CENTRO DE INVESTIGACIONES CARDIOVASCULARES "DR. HORACIO EUGENIO CINGOLANI"
Unidad Ejecutora - UE
congresos y reuniones científicas
Successive activation of PKA and CaMKII pathways in the progression towards left ventricular hypertrophy (LVH) and heart failure (HF)

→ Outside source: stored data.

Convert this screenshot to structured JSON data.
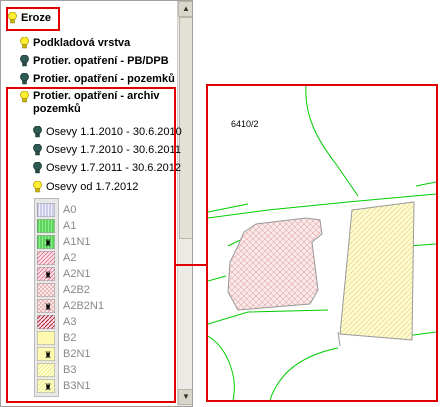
{
  "tree": {
    "root_label": "Eroze",
    "items": [
      {
        "label": "Podkladová vrstva",
        "bulb": "yellow",
        "bold": true
      },
      {
        "label": "Protier. opatření - PB/DPB",
        "bulb": "dark",
        "bold": true
      },
      {
        "label": "Protier. opatření - pozemků",
        "bulb": "dark",
        "bold": true
      },
      {
        "label": "Protier. opatření - archiv pozemků",
        "bulb": "yellow",
        "bold": true
      }
    ],
    "subitems": [
      {
        "label": "Osevy 1.1.2010 - 30.6.2010",
        "bulb": "dark"
      },
      {
        "label": "Osevy 1.7.2010 - 30.6.2011",
        "bulb": "dark"
      },
      {
        "label": "Osevy 1.7.2011 - 30.6.2012",
        "bulb": "dark"
      },
      {
        "label": "Osevy od 1.7.2012",
        "bulb": "yellow"
      }
    ]
  },
  "legend": [
    "A0",
    "A1",
    "A1N1",
    "A2",
    "A2N1",
    "A2B2",
    "A2B2N1",
    "A3",
    "B2",
    "B2N1",
    "B3",
    "B3N1"
  ],
  "map": {
    "parcel_label": "6410/2"
  },
  "colors": {
    "highlight_border": "#e00000",
    "parcel_lines": "#00cc00",
    "bulb_yellow": "#ffee33",
    "bulb_dark": "#2e5c55"
  }
}
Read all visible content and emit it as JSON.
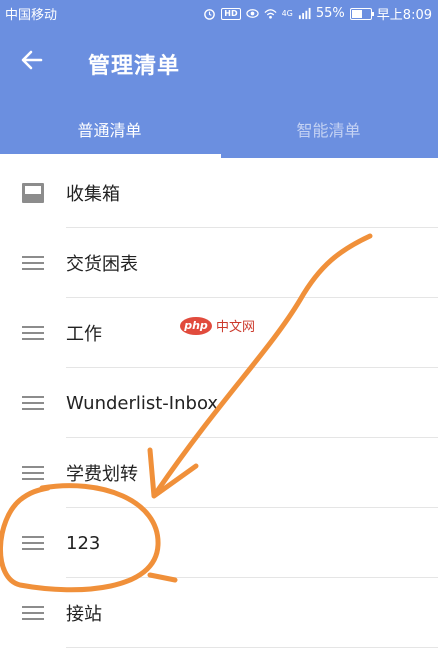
{
  "status_bar": {
    "carrier": "中国移动",
    "hd": "HD",
    "signal": "4G",
    "battery": "55%",
    "battery_level": 0.55,
    "time": "早上8:09"
  },
  "appbar": {
    "title": "管理清单"
  },
  "tabs": [
    {
      "label": "普通清单",
      "active": true
    },
    {
      "label": "智能清单",
      "active": false
    }
  ],
  "list": {
    "items": [
      {
        "label": "收集箱",
        "icon": "inbox-icon"
      },
      {
        "label": "交货困表",
        "icon": "drag-handle-icon"
      },
      {
        "label": "工作",
        "icon": "drag-handle-icon"
      },
      {
        "label": "Wunderlist-Inbox",
        "icon": "drag-handle-icon"
      },
      {
        "label": "学费划转",
        "icon": "drag-handle-icon"
      },
      {
        "label": "123",
        "icon": "drag-handle-icon"
      },
      {
        "label": "接站",
        "icon": "drag-handle-icon"
      }
    ]
  },
  "watermark": {
    "logo": "php",
    "text": "中文网"
  },
  "colors": {
    "primary": "#6b8fe0",
    "annotation": "#f0903a",
    "icon_gray": "#8c8c8c"
  }
}
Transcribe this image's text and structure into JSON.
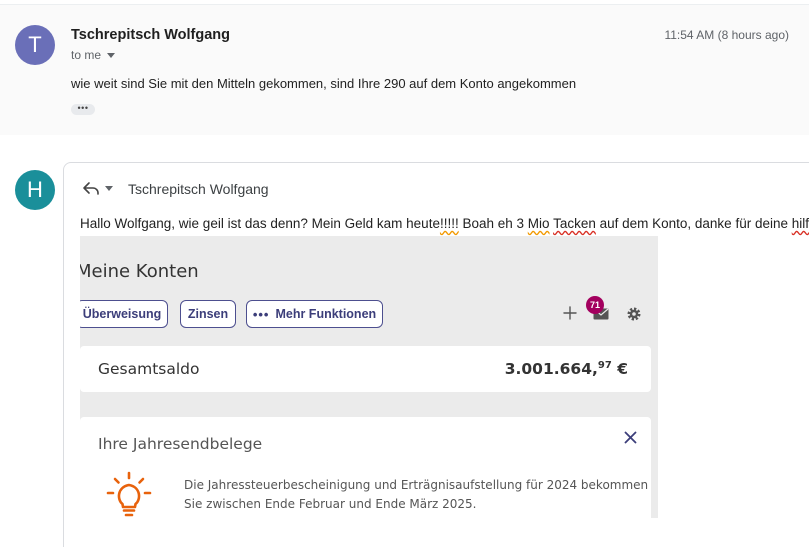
{
  "message1": {
    "avatar_letter": "T",
    "sender": "Tschrepitsch Wolfgang",
    "recipient_label": "to me",
    "timestamp": "11:54 AM (8 hours ago)",
    "body": "wie weit sind Sie mit den Mitteln gekommen, sind Ihre 290 auf dem Konto angekommen",
    "show_trimmed_label": "•••"
  },
  "reply": {
    "avatar_letter": "H",
    "to_name": "Tschrepitsch Wolfgang",
    "text_parts": {
      "p1": "Hallo Wolfgang, wie geil ist das denn? Mein Geld kam heute",
      "p2": "!!!!!",
      "p3": " Boah eh 3 ",
      "p4": "Mio",
      "p5": " ",
      "p6": "Tacken",
      "p7": " auf dem Konto, danke für deine ",
      "p8": "hilfe",
      "p9": "!"
    }
  },
  "embedded_screenshot": {
    "title": "Meine Konten",
    "buttons": {
      "transfer": "Überweisung",
      "interest": "Zinsen",
      "more": "Mehr Funktionen",
      "more_dots": "•••"
    },
    "mail_badge_count": "71",
    "balance_label": "Gesamtsaldo",
    "balance_main": "3.001.664,",
    "balance_cents": "97",
    "balance_currency": " €",
    "notice_title": "Ihre Jahresendbelege",
    "notice_line1": "Die Jahressteuerbescheinigung und Erträgnisaufstellung für 2024 bekommen",
    "notice_line2": "Sie zwischen Ende Februar und Ende März 2025."
  },
  "colors": {
    "avatar_t": "#6a6fb8",
    "avatar_h": "#1a8f9a",
    "bank_accent": "#3c3e7a",
    "badge": "#a3005e",
    "bulb": "#e8620c"
  }
}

BECERRA R; GONULENKO R; SAID M; RINALDI G; MUNDIÑA WEILEWNMAN C; VITTONE L; MATTIAZZI A
Ciudad Autónoma de Buenos Aires - Buenos Aires - Argentina
Congreso; XVII Meeting of ISHR Latin American Section; 2009
ISHR sección Latinoamericana
Alterations of sympathetic tone and Cai2+ homeostasis occur in the progression towards LVH and HF. We studied the expression and phosphorylation of proteins that regulate Cai2+ and cardiac function in rats after 3, 5 and 9 months (mo) of aortic constriction (AC). AC rats were compared with the corresponding sham (S). At 3 months, systolic and diastolic LV function decreased: maximum rate of pressure development was (mmHg/s) 4478±228 AC vs. 5581± 416 S (n=79) (pb0.05) and relaxation constant Tau (ms) was 13.6±1.1 AC vs. 8.4±0.8 S (n=78) (pb0.05). LV function transiently mproved (5 months) in association with an increase in PKA-dependent phosphorylation of phospholamban (PLN), the regulatory protein of SERCA2a. At 9 months, LVH (LV weight/corporal weight) was evident 2.21±0.06 AC vs. 1.99±0.04 S (n=56) (pb0.05), in association with an impairment in contractility, an increase in end diastolic pressure and an enhanced CaMKII-dependent phosphorylation of PLN. The expression of Na+/Ca2+ exchanger, SERCA2a, PLN and ryanodine receptors did not change. Results suggest that in the progression towards LVH and HF there is a change in the signaling pathways that modulate LV function. While activation of PKA is associated to beneficial effects, activation of CaMKII is associated with a severe impairment of LV function.